There is a price, however, for the improved efficacy, he adds. "Caveat emptor: doctors and patients need to be aware that the side effects of this regimen are more common than with trastuzumab alone, and occasional severe toxic effects need to be considered," Hayes writes.
Hayes stresses that the neoadjuvant standard of care remains chemotherapy plus HER2-targeted therapy for patients with newly diagnosed HER2-positive breast cancer.
If patients do not have a pathological complete response with such a regimen, then postoperative or adjuvant treatment with T-DM1 is now the new standard, he writes.
However, Hayes believes this new adjuvant standard is fitting for stage II and III HER2-positive disease but not stage I. These [stage I] patients have a "very favorable outcome with adjuvant paclitaxel and trastuzumab alone," he observes, citing other research (N Engl J Med. 2015;372:134-141).
Medscape Medical News asked senior study author Charles Geyer, MD, of the Massey Cancer Center, Virginia Commonwealth University, in Richmond, and lead author Gunter von Minckwitz, MD, PhD, of the German Breast Group Research Institute in Neu-Isenburg, about Hayes' recommendation that T-DM1 be limited to stage II and III patients with residual disease.
"The bottom line is that all of the post neoadjuvant size groups benefited from T-DM1," said Geyer, explaining that tumor size dictates stage I, II, and III.
von Minckwitz emphasized that whatever their stage, all of the patients in the trial are at considerable risk of recurrence. "We were selecting patients with resistance to intense chemo-antibody therapy, so despite early stage these patients are at significant risk of relapse," he commented.
Hayes' comments about T-DM1 as the new standard of care in this setting were akin to those of the San Antonio meeting discussant Eric Winer, MD, of the Dana Farber Cancer Institute in Boston, Massachusetts.

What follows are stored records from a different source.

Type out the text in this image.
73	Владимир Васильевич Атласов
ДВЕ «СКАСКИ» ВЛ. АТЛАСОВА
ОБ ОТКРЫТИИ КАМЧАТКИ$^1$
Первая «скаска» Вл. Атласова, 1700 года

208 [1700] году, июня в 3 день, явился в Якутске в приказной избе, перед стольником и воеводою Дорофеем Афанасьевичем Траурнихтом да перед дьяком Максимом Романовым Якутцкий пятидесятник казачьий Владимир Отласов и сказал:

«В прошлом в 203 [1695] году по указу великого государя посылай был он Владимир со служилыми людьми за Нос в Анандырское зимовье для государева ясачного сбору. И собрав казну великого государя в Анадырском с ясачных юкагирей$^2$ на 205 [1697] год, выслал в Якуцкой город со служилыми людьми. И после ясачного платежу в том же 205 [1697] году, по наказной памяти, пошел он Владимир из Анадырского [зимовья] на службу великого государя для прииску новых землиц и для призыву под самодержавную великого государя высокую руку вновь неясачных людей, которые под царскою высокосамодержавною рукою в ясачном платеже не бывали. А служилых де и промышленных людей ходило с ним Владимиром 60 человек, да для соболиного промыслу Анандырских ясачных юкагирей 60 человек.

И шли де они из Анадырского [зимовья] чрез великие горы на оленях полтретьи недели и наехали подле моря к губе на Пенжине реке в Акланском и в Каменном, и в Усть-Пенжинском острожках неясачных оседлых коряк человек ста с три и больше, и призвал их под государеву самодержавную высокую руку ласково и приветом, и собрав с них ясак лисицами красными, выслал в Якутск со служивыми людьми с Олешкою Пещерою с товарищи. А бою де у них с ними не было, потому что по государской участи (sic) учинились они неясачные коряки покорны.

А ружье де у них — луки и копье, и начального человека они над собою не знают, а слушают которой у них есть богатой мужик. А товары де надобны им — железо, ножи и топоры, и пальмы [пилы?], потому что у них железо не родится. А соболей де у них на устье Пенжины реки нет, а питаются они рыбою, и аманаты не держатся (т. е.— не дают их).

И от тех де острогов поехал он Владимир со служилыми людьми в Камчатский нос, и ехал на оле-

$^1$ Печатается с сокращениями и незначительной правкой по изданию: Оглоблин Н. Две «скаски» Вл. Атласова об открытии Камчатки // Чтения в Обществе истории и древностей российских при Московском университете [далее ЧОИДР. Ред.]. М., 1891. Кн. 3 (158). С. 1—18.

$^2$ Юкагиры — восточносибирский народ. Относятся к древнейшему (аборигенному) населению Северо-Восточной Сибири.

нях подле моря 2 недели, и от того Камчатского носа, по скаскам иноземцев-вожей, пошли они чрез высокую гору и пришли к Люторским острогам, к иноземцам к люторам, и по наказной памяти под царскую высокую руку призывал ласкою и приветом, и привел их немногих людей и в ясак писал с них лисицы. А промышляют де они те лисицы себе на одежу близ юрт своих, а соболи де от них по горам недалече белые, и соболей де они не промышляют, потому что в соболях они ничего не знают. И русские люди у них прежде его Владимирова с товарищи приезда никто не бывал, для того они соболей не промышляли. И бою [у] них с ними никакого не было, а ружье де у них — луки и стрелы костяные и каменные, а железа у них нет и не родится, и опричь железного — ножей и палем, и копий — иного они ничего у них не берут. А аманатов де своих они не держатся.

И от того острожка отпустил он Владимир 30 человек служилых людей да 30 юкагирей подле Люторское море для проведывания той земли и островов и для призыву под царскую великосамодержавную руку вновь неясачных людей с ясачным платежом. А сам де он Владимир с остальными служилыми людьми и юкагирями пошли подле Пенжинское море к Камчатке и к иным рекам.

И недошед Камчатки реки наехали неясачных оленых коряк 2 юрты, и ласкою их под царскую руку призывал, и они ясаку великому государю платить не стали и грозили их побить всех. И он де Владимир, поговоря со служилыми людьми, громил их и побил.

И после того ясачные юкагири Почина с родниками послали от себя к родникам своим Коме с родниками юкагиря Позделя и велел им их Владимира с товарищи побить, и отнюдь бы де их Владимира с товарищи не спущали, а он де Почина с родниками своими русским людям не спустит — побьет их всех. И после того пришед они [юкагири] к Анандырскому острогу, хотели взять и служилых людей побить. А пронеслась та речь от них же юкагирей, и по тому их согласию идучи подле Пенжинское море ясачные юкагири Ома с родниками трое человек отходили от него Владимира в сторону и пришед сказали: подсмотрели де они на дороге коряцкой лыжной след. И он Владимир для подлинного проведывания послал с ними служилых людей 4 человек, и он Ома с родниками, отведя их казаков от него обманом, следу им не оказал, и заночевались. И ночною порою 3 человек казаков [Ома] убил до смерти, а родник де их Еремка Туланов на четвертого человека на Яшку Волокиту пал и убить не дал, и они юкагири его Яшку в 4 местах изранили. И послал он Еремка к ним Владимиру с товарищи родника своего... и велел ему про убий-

"In my view, the standard of care has actually changed," Winer told the meeting audience.
"T-DM1 should be recommended to the vast majority of patients with residual disease," he said.
However, Winer did not sound any cautionary notes about toxicity or stage appropriateness. "It is a treatment that is well tolerated by most of our patients," he said at the time.
However, notably, adverse events leading to drug discontinuation occurred in 133 patients in the T-DM1 group (18.0%) but only 15 patients in the trastuzumab group (2.1%).
More on Trial Results
An open-label, randomized trial, KATHERINE is a multinational collaborative effort involving US and German clinical trial groups (National Surgical Adjuvant Breast and Bowel Project [NSABP] and German Breast Group) and Roche, the makers of T-DM1.
Patients were eligible for the trial if they had histologically confirmed, HER2-positive, nonmetastatic, invasive primary breast cancer (clinical tumor stage T1 to T4, nodal stage N0 to N3, and metastasis stage M0).
In other efficacy data from the trial, distant recurrence (metastatic disease) as the first invasive-disease event occurred in 78 patients who received T-DM1 (10.5%) and 118 patients who received trastuzumab (15.9%). However, there was no impact on brain metastases.
A total of 98 deaths were reported (42 in the T-DM1 group and 56 in the trastuzumab group), but additional follow-up is needed to establish overall survival.
All 14 cycles of assigned therapy were completed in 71.4% of T-DM1 patients and 81.0% of trastuzumab patients.
Serious adverse events occurred in 94 T-DM1 patients (12.7%) and 58 trastuzumab patients (8.1%).
The most prominent adverse events included peripheral sensory neuropathy (of any grade), which was reported in 138 patients who received T-DM1 (18.6%) and 50 patients who received trastuzumab (6.9%). However, the investigators said 103 of the 138 cases of sensory neuropathy in the T-DM1 group (74.6%) were resolved at the data cutoff point.
The KATHERINE study was funded by Roche and designed by a steering committee comprised of members from the German Breast Group, NSABP Foundation, independent investigators, and the sponsor. One study author is an employee of Roche. Other study authors have financial ties to Roche. Hayes has financial ties to multiple pharmaceutical companies but reports none with Roche.